Tag with confidence band. Low / medium / high based on sample size and effect size. A 5pp SoV shift on 3 scans is low confidence; the same shift on 30 scans is high.

This is the loop GEO Tracker AI's product automates. It's also the loop you can run manually if you have the discipline — the maths is trivial, the discipline is hard.

Tools — free vs paid, what each does

Practical 2026 landscape:

Free 60-second audit (GEO Tracker AI /grader) — single Perplexity scan on a 3-question panel. Good for first directional read. No history, no multi-engine, no outcome loop.
Manual ChatGPT / Perplexity / AI Mode probing — works but doesn't scale beyond 5-10 prompts and has session-bias problems (history skews answers).
Otterly.ai, Peec AI, Profound, AthenaHQ — paid tools, $99-$595/mo, single-engine to multi-engine Share of Voice tracking. Different strengths — see our /compare pages for the breakdown.
BrightEdge / Semrush AI Toolkit / Ahrefs Brand Radar — enterprise tools, broader feature coverage, higher price points. Right for marketing teams with existing tooling budgets.
GEO Tracker AI (full product, Pro $129 / Business $299) — what we build. Multi-engine (ChatGPT + Perplexity + Google AI Mode), 14-day Outcome Loop, action layer with paste-ready outreach drafts. Self-serve, no demo call.

For Phase 1 (figuring out if you need to measure at all): start with the free audit. For Phase 2 (consistent tracking with attribution): pick a paid tool.
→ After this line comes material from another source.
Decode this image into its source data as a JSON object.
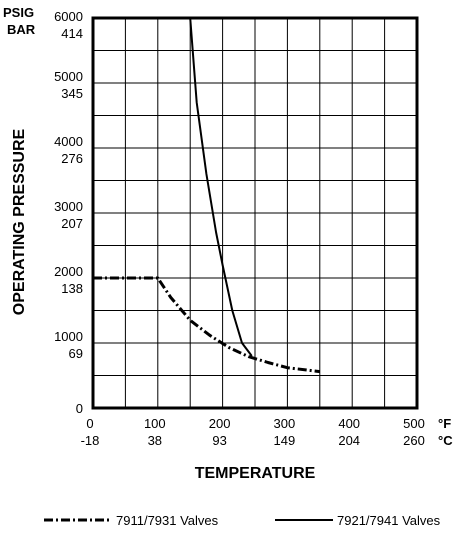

Common measurement mistakes

Asking your personal ChatGPT. Chat history skews answers heavily. Use a fresh session or controlled-environment tool.
Changing the panel mid-period. Adding or removing prompts breaks period-over-period comparability. Lock the panel for 90 days minimum.
Measuring once and concluding. Single scans are noise. AI engines re-rank weekly; you need at least 4 scans before any conclusion is defensible.
Attributing to one variable.If you shipped a Reddit comment, a JSON-LD update, and a new blog post in the same week, you can't cleanly attribute SoV movement to any one. Stagger actions for clean attribution.
Confusing Share of Voice with rank. SoV is binary per scan (cited or not). Position measures rank when cited. They're different metrics — track both.
Ignoring the engines you don't use. Your buyers may use Claude or Gemini even if you don't. Multi-engine measurement catches the gap you can't see from your own usage.